Third, Afghan President Ashraf Ghani delivered a speech to a rare joint session of the National Assembly on April 25 outlining a change in strategy. Whereas Ghani had previously prioritized negotiations with the Taliban, he now says he will ramp up attacks against the group as part of a new five-year war strategy to be finalized at NATO’s Warsaw Summit in July. Of course, a deteriorating security situation, an emboldened insurgency and a faltering base of political support likely informed Ghani’s decision. (Many Afghans, in fact, blame him for the country’s security and economic woes, a perception he is eager to reshape.) Hence some of the criticism he levied against Pakistan in his April 25 speech, which lambasted the country many have accused him of accommodating. Ultimately, Ghani wants to position Afghanistan as a cause still worth funding for ahead of two major donor conferences this year, including the Warsaw Summit and the Brussels conference on Afghanistan in October.
Fourth, a three-member Taliban delegation from the organization’s political office in Qatar arrived in Pakistan on April 27 to explore negotiations.
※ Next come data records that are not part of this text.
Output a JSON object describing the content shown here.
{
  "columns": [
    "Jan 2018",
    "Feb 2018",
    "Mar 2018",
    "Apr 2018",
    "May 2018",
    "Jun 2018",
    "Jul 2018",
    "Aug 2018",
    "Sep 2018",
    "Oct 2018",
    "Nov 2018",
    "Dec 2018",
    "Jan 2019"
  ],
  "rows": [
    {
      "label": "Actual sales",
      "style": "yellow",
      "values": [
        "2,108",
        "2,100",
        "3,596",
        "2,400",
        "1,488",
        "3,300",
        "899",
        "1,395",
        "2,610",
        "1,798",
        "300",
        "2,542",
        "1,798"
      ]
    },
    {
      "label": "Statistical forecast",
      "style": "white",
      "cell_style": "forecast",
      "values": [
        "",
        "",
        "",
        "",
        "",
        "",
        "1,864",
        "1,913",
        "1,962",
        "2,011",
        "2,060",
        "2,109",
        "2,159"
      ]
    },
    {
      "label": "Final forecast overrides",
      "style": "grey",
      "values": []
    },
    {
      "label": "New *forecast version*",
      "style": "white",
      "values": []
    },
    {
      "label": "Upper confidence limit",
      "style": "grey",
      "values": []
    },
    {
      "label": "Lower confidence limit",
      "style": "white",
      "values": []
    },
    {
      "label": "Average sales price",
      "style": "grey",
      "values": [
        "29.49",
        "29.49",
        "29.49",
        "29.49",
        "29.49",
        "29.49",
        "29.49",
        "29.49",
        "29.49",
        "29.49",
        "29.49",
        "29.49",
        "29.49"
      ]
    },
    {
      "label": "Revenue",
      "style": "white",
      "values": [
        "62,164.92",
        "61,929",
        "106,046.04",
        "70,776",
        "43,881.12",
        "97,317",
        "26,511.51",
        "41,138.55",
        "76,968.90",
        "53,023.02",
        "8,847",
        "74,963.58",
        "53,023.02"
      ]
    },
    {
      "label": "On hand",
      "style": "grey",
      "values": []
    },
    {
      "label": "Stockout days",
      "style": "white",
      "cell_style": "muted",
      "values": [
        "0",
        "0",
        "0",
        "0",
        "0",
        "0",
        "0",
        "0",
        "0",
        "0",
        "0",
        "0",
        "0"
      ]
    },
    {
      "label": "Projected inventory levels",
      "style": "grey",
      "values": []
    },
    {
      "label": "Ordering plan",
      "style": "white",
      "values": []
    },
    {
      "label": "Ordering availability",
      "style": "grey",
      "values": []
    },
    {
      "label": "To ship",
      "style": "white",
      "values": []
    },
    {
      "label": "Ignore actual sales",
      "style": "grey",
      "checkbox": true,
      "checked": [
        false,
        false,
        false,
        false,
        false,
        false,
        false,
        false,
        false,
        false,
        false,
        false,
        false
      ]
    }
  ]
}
While the meeting should be seen as another precursor to actual peace talks, it is significant because it demonstrates Pakistan’s continued leverage over the organization, highlighting the centrality of Islamabad’s role in the process of conflict resolution. The delegation’s visit, moreover, suggests that a negotiated end to the war is possible, albeit fraught and complicated. Notably, some see the visit as a jab at Ghani, who has said he does not expect Pakistan to bring the Taliban to the negotiating table.
There is, of course, a hint of irony in the timing of these four developments: The international community is trying to peacefully resolve a conflict whose participants have both recently pledged to escalate their attacks. The success of either side will depend less on any one factor than on the confluence of factors that continue to challenge Afghanistan.